Most free-market outfits recognize that property rights are the cornerstone of a prosperous society. This includes intellectual property rights (such as copyrights, which matter greatly to scribblers like me).

Still, there has always been an element of dissent in some libertarian circles, and the debate is heating up.

Mark Schultz and Adam Mossoff of the Center for the Protection of Intellectual Property have a good analysis of the economic benefits of safeguarding intellectual property rights.

Schultz and Mossoff are responding to a report from the Mercatus Center that attacks the notion that protecting intellectual property rights create jobs. The Mercatus report is here.

The Schultz-Mossoff paper will be of interest not only to those whose livelihood depends on intellectual property rights but to those who are interested in the issue in the abstract. As a writer who has had to deal with copyright issues–it's a long story–I can attest to the financial benefit of the copyright. Thus I read Schultz and Mossoff with particular interest.

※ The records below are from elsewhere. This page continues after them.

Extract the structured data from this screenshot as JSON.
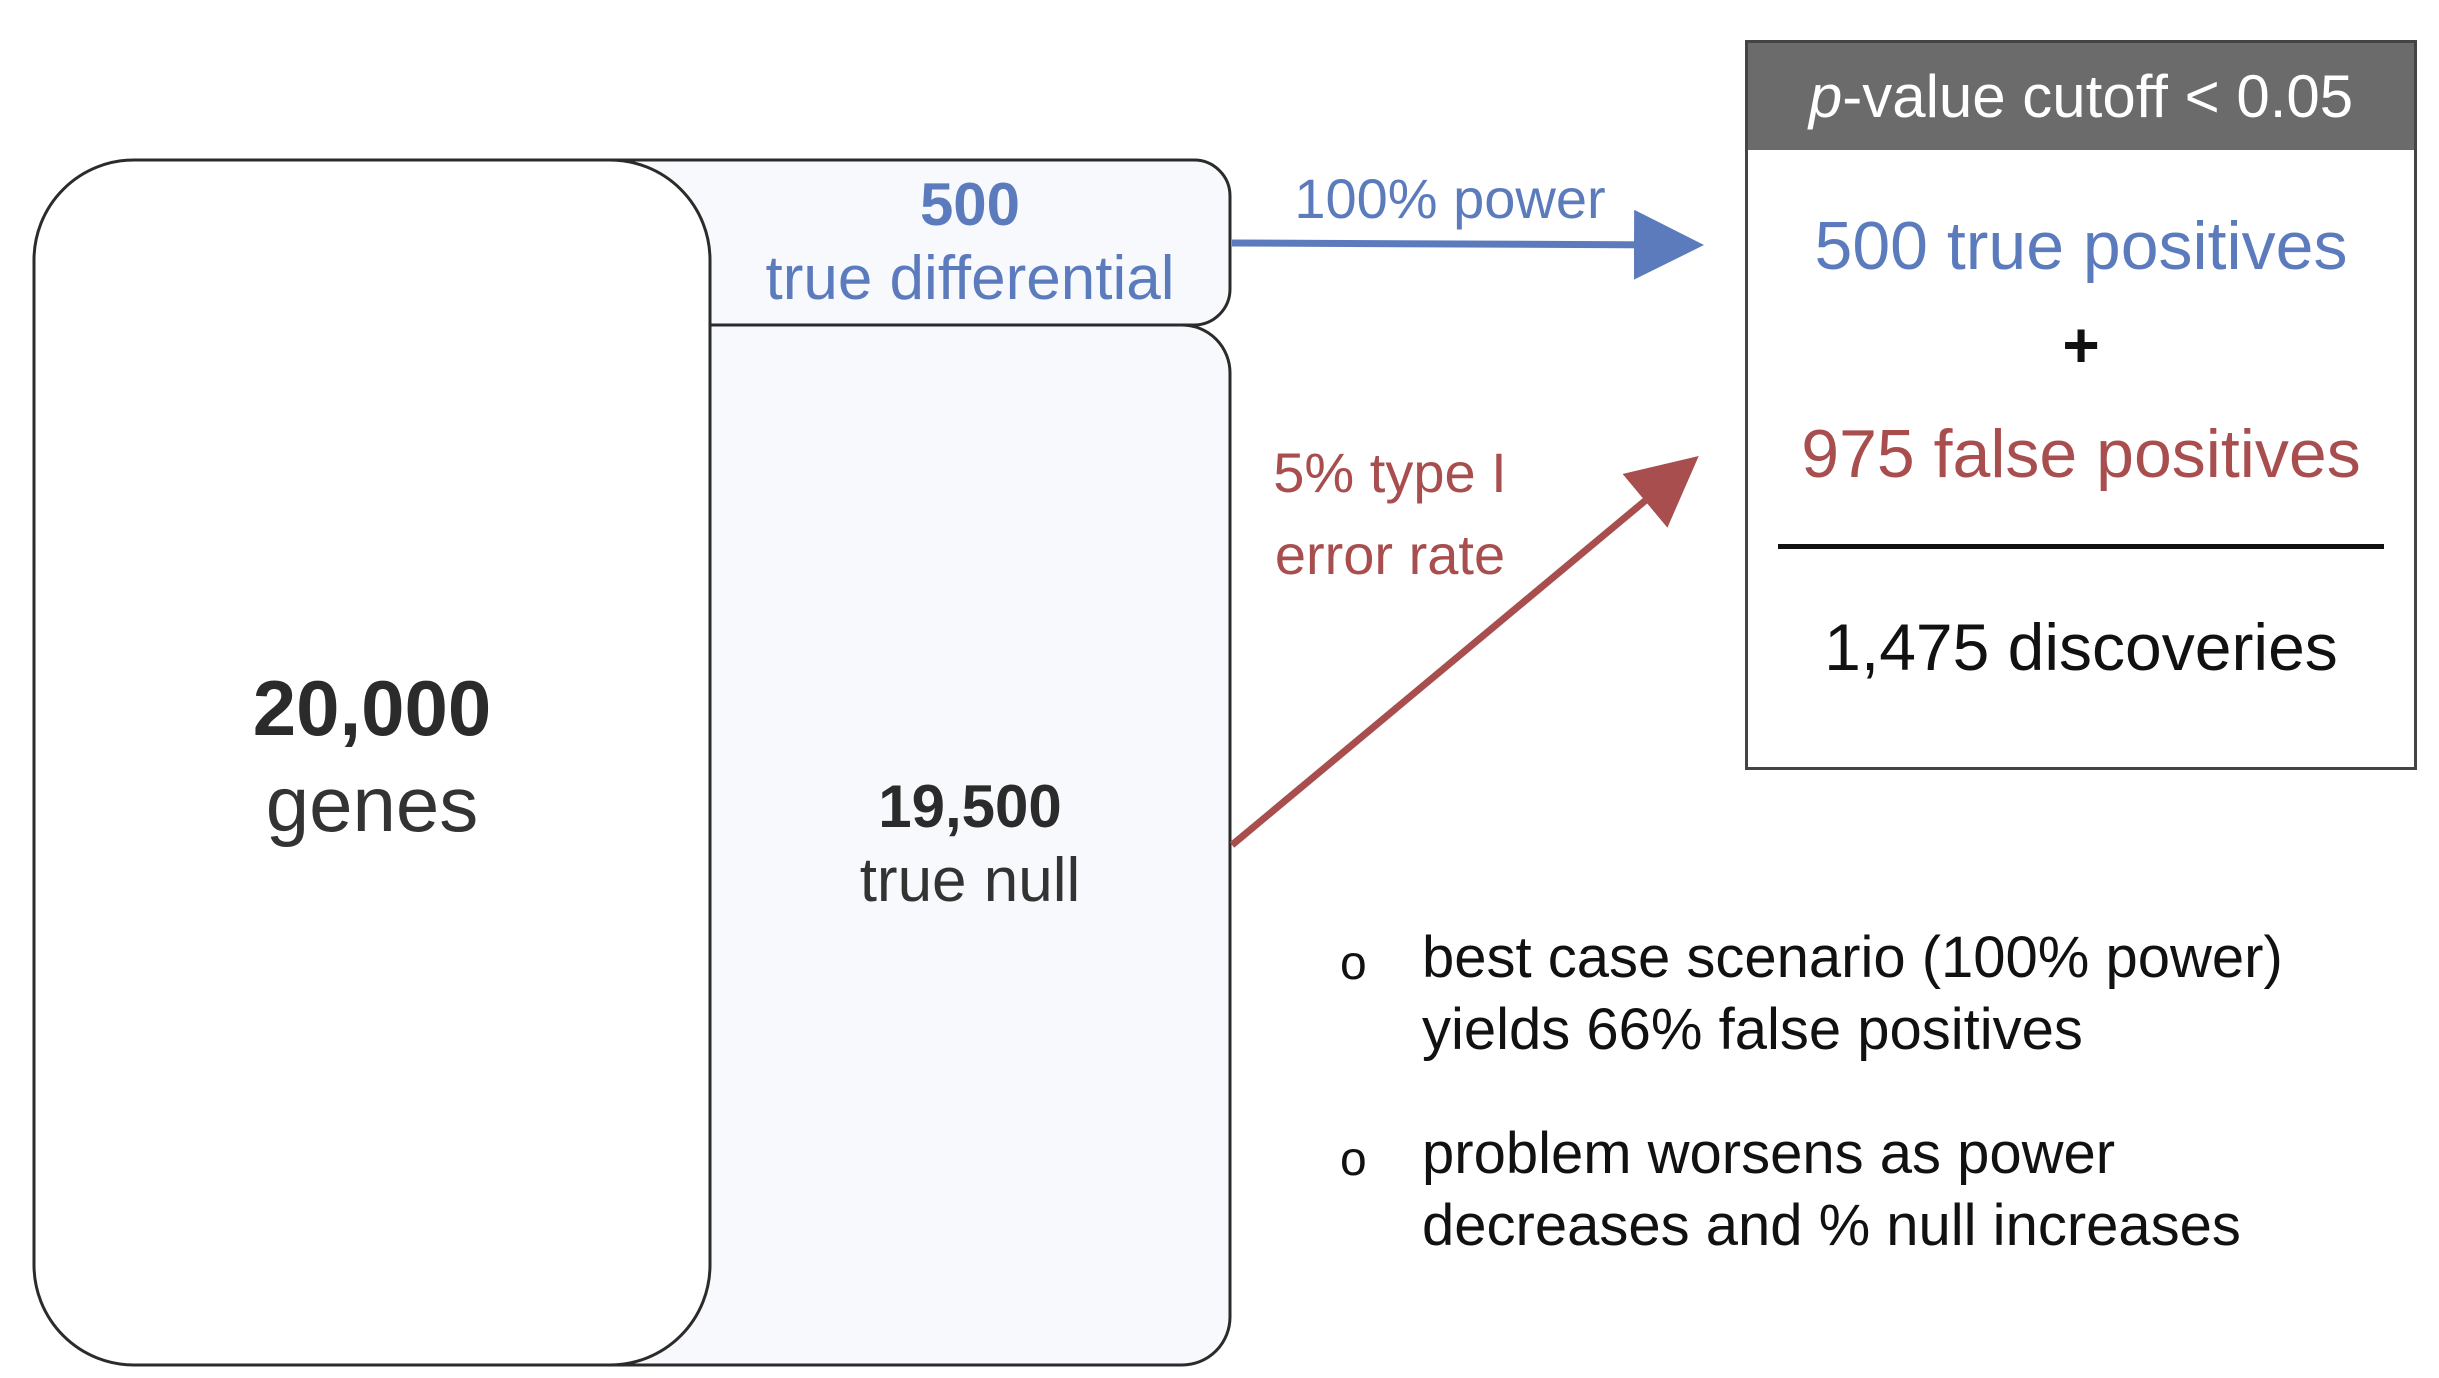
{
  "genes": {
    "count": "20,000",
    "unit": "genes"
  },
  "true_differential": {
    "count": "500",
    "unit": "true differential"
  },
  "true_null": {
    "count": "19,500",
    "unit": "true null"
  },
  "arrows": {
    "power_label": "100% power",
    "error_label_line1": "5% type I",
    "error_label_line2": "error rate"
  },
  "result_box": {
    "header_italic": "p",
    "header_rest": "-value cutoff < 0.05",
    "true_positives": "500 true positives",
    "plus": "+",
    "false_positives": "975 false positives",
    "discoveries": "1,475 discoveries"
  },
  "bullets": [
    {
      "marker": "o",
      "line1": "best case scenario (100% power)",
      "line2": "yields 66% false positives"
    },
    {
      "marker": "o",
      "line1": "problem worsens as power",
      "line2": "decreases and % null increases"
    }
  ],
  "colors": {
    "blue": "#5b7bbd",
    "red": "#a84e4e",
    "header_gray": "#6b6b6b",
    "panel_fill": "#f8f9fd"
  }
}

While Schultz and Mossoff delve into the use of sources made in the Mercatus report, their excellent summary near the end makes a compelling historical argument:

Today, we are in the midst of a full-blown moral panic about the alleged evils of IP. It’s alarming that libertarians – the very people who should be defending all property rights – have jumped on this populist bandwagon. Imagine if free market advocates at the turn of the Twentieth Century had asserted that there was no evidence that property rights had contributed to the Industrial Revolution. Imagine them joining in common cause with the populist Progressives to suppress the enforcement of private rights and the enjoyment of economic liberty. It’s a bizarre image, but we are seeing its modern-day equivalent, as these libertarians join the chorus of voices arguing against property and private ordering in markets for innovation and creativity.